Call me crazy, but I like to bake. I know it’s not fashionable these days, but I blame it on my DNA. Mother baked almost every day of her life for 40 years. Compared to her, I’m a piker. I only bake twice each week. The reason? I take homemade cookies for my game-playing buddies to devour. To make it more interesting, I never bake the same recipe twice. This allows me to try new ones and foist the experiments on my helpless victims.


After I’ve fed the game-players, I give cookies to the golfers, back to the clubhouse from play and ready for lunch. As I approach with “the cookie bucket,” they ask, “What’s our cookie today, Carol?” Sometimes they call me “Cookie Lady,” which makes me smile. In fact, the whole exercise reminds me of hungry boys coming home from school. I never raised boys, but my sister did and I remember they could eat varnish off the woodwork.

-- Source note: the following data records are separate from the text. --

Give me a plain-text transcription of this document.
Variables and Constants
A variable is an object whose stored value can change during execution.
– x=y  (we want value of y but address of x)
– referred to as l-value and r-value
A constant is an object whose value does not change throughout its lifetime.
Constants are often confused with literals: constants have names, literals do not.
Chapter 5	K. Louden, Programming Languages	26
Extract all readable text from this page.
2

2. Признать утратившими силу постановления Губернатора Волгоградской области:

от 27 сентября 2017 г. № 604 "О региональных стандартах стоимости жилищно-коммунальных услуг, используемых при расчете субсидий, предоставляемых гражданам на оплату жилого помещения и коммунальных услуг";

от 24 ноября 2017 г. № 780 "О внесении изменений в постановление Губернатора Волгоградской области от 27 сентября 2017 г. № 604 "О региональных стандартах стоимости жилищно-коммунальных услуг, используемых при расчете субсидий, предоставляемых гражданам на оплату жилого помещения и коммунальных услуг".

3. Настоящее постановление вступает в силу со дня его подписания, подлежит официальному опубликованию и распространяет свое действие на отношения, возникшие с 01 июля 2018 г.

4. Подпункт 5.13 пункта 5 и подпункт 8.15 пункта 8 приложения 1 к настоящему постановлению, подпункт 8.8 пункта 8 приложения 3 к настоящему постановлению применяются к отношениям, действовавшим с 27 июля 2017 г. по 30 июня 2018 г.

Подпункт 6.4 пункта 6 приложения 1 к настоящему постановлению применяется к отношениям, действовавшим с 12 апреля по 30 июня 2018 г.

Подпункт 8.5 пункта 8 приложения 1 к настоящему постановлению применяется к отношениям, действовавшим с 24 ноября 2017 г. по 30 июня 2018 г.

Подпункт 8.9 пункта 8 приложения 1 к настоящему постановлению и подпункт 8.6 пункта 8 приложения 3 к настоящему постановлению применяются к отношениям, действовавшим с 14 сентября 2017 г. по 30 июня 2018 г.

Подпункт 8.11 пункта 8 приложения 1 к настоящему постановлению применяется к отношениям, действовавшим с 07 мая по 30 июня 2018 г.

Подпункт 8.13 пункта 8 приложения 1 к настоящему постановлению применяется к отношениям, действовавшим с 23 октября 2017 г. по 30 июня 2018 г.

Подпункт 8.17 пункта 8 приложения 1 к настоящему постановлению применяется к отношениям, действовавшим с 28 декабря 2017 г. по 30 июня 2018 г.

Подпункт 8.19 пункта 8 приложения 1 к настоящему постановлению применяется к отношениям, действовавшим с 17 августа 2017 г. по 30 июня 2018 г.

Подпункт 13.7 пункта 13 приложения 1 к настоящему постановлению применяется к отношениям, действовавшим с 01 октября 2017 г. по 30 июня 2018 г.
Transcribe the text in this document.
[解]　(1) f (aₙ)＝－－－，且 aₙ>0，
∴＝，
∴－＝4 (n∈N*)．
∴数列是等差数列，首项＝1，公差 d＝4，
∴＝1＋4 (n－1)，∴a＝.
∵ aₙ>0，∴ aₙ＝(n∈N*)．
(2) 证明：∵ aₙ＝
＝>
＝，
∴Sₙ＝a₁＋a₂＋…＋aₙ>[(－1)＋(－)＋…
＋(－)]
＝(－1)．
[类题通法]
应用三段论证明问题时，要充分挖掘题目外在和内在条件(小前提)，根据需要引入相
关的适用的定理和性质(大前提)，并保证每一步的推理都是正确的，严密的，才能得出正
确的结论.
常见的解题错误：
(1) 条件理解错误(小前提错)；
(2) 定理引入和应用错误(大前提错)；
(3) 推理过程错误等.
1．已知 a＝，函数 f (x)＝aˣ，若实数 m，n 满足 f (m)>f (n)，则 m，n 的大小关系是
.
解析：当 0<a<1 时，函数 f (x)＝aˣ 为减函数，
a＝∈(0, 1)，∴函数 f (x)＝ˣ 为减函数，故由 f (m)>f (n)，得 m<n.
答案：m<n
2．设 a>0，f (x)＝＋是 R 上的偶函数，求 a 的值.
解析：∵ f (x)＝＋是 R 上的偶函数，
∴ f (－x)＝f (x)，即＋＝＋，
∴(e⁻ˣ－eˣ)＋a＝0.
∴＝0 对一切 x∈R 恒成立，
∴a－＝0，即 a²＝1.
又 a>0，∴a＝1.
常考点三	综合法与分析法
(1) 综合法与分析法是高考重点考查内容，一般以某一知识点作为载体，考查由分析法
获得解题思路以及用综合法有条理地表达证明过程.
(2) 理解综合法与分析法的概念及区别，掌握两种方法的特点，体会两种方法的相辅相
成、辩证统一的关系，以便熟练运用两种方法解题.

So recently I chose what sounded like a good bar cookie recipe, posted online by a well-known chef. (I’ll omit her name, to keep her from getting killed by a disappointed mob.) I have always loved Gingerbread and this one sounded especially good, with lots of fresh ginger. I noticed the recipe required the expertise of Julia Child and the arm strength of a Sumo wrestler, but I soldiered on.

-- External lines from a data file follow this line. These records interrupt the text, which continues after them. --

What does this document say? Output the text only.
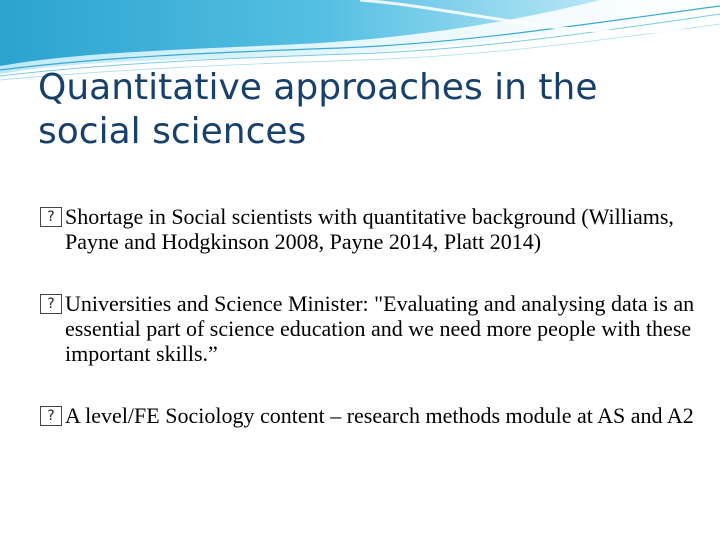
Quantitative approaches in the social sciences
? Shortage in Social scientists with quantitative background (Williams, Payne and Hodgkinson 2008, Payne 2014, Platt 2014)
? Universities and Science Minister: "Evaluating and analysing data is an essential part of science education and we need more people with these important skills.”
? A level/FE Sociology content – research methods module at AS and A2
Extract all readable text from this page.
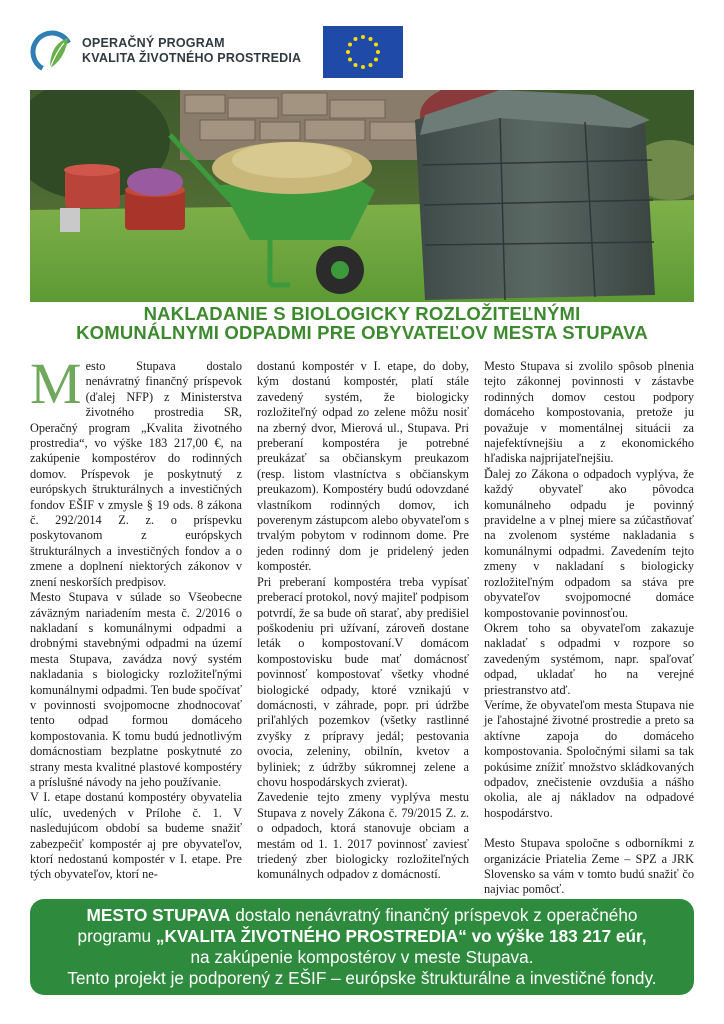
OPERAČNÝ PROGRAM
KVALITA ŽIVOTNÉHO PROSTREDIA
NAKLADANIE S BIOLOGICKY ROZLOŽITEĽNÝMI
KOMUNÁLNYMI ODPADMI PRE OBYVATEĽOV MESTA STUPAVA

Mesto Stupava dostalo nenávratný finančný príspevok (ďalej NFP) z Ministerstva životného prostredia SR, Operačný program „Kvalita životného prostredia“, vo výške 183 217,00 €, na zakúpenie kompostérov do rodinných domov. Príspevok je poskytnutý z európskych štrukturálnych a investičných fondov EŠIF v zmysle § 19 ods. 8 zákona č. 292/2014 Z. z. o príspevku poskytovanom z európskych štrukturálnych a investičných fondov a o zmene a doplnení niektorých zákonov v znení neskorších predpisov.

Mesto Stupava v súlade so Všeobecne záväzným nariadením mesta č. 2/2016 o nakladaní s komunálnymi odpadmi a drobnými stavebnými odpadmi na území mesta Stupava, zavádza nový systém nakladania s biologicky rozložiteľnými komunálnymi odpadmi. Ten bude spočívať v povinnosti svojpomocne zhodnocovať tento odpad formou domáceho kompostovania. K tomu budú jednotlivým domácnostiam bezplatne poskytnuté zo strany mesta kvalitné plastové kompostéry a príslušné návody na jeho používanie.

V I. etape dostanú kompostéry obyvatelia ulíc, uvedených v Prílohe č. 1. V nasledujúcom období sa budeme snažiť zabezpečiť kompostér aj pre obyvateľov, ktorí nedostanú kompostér v I. etape. Pre tých obyvateľov, ktorí ne-

dostanú kompostér v I. etape, do doby, kým dostanú kompostér, platí stále zavedený systém, že biologicky rozložiteľný odpad zo zelene môžu nosiť na zberný dvor, Mierová ul., Stupava. Pri preberaní kompostéra je potrebné preukázať sa občianskym preukazom (resp. listom vlastníctva s občianskym preukazom). Kompostéry budú odovzdané vlastníkom rodinných domov, ich poverenym zástupcom alebo obyvateľom s trvalým pobytom v rodinnom dome. Pre jeden rodinný dom je pridelený jeden kompostér.

Pri preberaní kompostéra treba vypísať preberací protokol, nový majiteľ podpisom potvrdí, že sa bude oň starať, aby predišiel poškodeniu pri užívaní, zároveň dostane leták o kompostovaní.V domácom kompostovisku bude mať domácnosť povinnosť kompostovať všetky vhodné biologické odpady, ktoré vznikajú v domácnosti, v záhrade, popr. pri údržbe priľahlých pozemkov (všetky rastlinné zvyšky z prípravy jedál; pestovania ovocia, zeleniny, obilnín, kvetov a byliniek; z údržby súkromnej zelene a chovu hospodárskych zvierat).

Zavedenie tejto zmeny vyplýva mestu Stupava z novely Zákona č. 79/2015 Z. z. o odpadoch, ktorá stanovuje obciam a mestám od 1. 1. 2017 povinnosť zaviesť triedený zber biologicky rozložiteľných komunálnych odpadov z domácností.

Mesto Stupava si zvolilo spôsob plnenia tejto zákonnej povinnosti v zástavbe rodinných domov cestou podpory domáceho kompostovania, pretože ju považuje v momentálnej situácii za najefektívnejšiu a z ekonomického hľadiska najprijateľnejšiu.

Ďalej zo Zákona o odpadoch vyplýva, že každý obyvateľ ako pôvodca komunálneho odpadu je povinný pravidelne a v plnej miere sa zúčastňovať na zvolenom systéme nakladania s komunálnymi odpadmi. Zavedením tejto zmeny v nakladaní s biologicky rozložiteľným odpadom sa stáva pre obyvateľov svojpomocné domáce kompostovanie povinnosťou.

Okrem toho sa obyvateľom zakazuje nakladať s odpadmi v rozpore so zavedeným systémom, napr. spaľovať odpad, ukladať ho na verejné priestranstvo atď.

Veríme, že obyvateľom mesta Stupava nie je ľahostajné životné prostredie a preto sa aktívne zapoja do domáceho kompostovania. Spoločnými silami sa tak pokúsime znížiť množstvo skládkovaných odpadov, znečistenie ovzdušia a nášho okolia, ale aj nákladov na odpadové hospodárstvo.

Mesto Stupava spoločne s odborníkmi z organizácie Priatelia Zeme – SPZ a JRK Slovensko sa vám v tomto budú snažiť čo najviac pomôcť.

MESTO STUPAVA dostalo nenávratný finančný príspevok z operačného
programu „KVALITA ŽIVOTNÉHO PROSTREDIA“ vo výške 183 217 eúr,
na zakúpenie kompostérov v meste Stupava.
Tento projekt je podporený z EŠIF – európske štrukturálne a investičné fondy.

After mixing the goo by hand, I slid the cake pan into the oven, like an expectant mother in her ninth month. It smelled wonderful, if a bit strong. Here it is after I pulled it out of the oven. After my masterpiece cooled, I dumped the contents of the pan on the counter to cut it into squares.

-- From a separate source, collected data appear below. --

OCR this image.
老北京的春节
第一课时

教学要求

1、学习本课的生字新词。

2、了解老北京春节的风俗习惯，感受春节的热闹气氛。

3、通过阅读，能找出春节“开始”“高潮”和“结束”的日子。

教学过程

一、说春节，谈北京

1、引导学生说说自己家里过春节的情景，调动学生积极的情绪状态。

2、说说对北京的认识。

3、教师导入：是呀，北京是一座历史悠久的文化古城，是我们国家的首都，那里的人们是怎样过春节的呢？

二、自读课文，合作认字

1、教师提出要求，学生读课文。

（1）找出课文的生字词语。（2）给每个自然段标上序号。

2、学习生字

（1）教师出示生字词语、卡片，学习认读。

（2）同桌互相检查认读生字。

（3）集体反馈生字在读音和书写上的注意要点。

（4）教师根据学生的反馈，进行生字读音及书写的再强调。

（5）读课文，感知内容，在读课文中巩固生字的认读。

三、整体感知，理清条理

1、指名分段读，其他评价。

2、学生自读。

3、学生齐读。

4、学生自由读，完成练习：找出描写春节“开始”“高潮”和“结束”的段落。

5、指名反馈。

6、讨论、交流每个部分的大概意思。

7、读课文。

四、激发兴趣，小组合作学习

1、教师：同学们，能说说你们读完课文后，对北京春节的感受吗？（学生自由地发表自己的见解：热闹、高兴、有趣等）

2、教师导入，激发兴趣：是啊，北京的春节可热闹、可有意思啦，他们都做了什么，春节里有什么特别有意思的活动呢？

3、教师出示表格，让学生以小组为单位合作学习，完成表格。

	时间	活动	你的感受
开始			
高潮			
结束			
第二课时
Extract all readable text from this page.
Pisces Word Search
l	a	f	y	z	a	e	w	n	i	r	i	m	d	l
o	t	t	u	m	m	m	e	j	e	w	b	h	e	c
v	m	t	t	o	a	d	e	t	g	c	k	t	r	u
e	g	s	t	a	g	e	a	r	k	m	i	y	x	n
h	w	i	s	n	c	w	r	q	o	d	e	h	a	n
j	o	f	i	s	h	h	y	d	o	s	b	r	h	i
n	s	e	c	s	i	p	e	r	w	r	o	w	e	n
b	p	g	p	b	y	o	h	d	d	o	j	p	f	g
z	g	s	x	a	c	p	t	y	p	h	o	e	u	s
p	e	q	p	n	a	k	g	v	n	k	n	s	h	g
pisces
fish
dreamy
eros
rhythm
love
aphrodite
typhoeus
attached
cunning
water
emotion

BIG MISTAKE. A center chunk stayed in the pan, leaving a crater-sized hole. Never mind. I scraped the stuck piece from the pan and pressed it back in place. Then I sliced off the hard corners and cut it into squares. A sample piece delivered quite a wallop of flavor—tongue-burning strong. And those little pieces of ginger were like biting into tiny granite chips.


I reluctantly shared my squares, warning everyone for the sake of their dental work. As I feared, most ditched their servings in their napkins, under their plate rims, or in the potted plants.


That recipe was assigned to the circular file by this Old School baker, my first epic fail of the new year.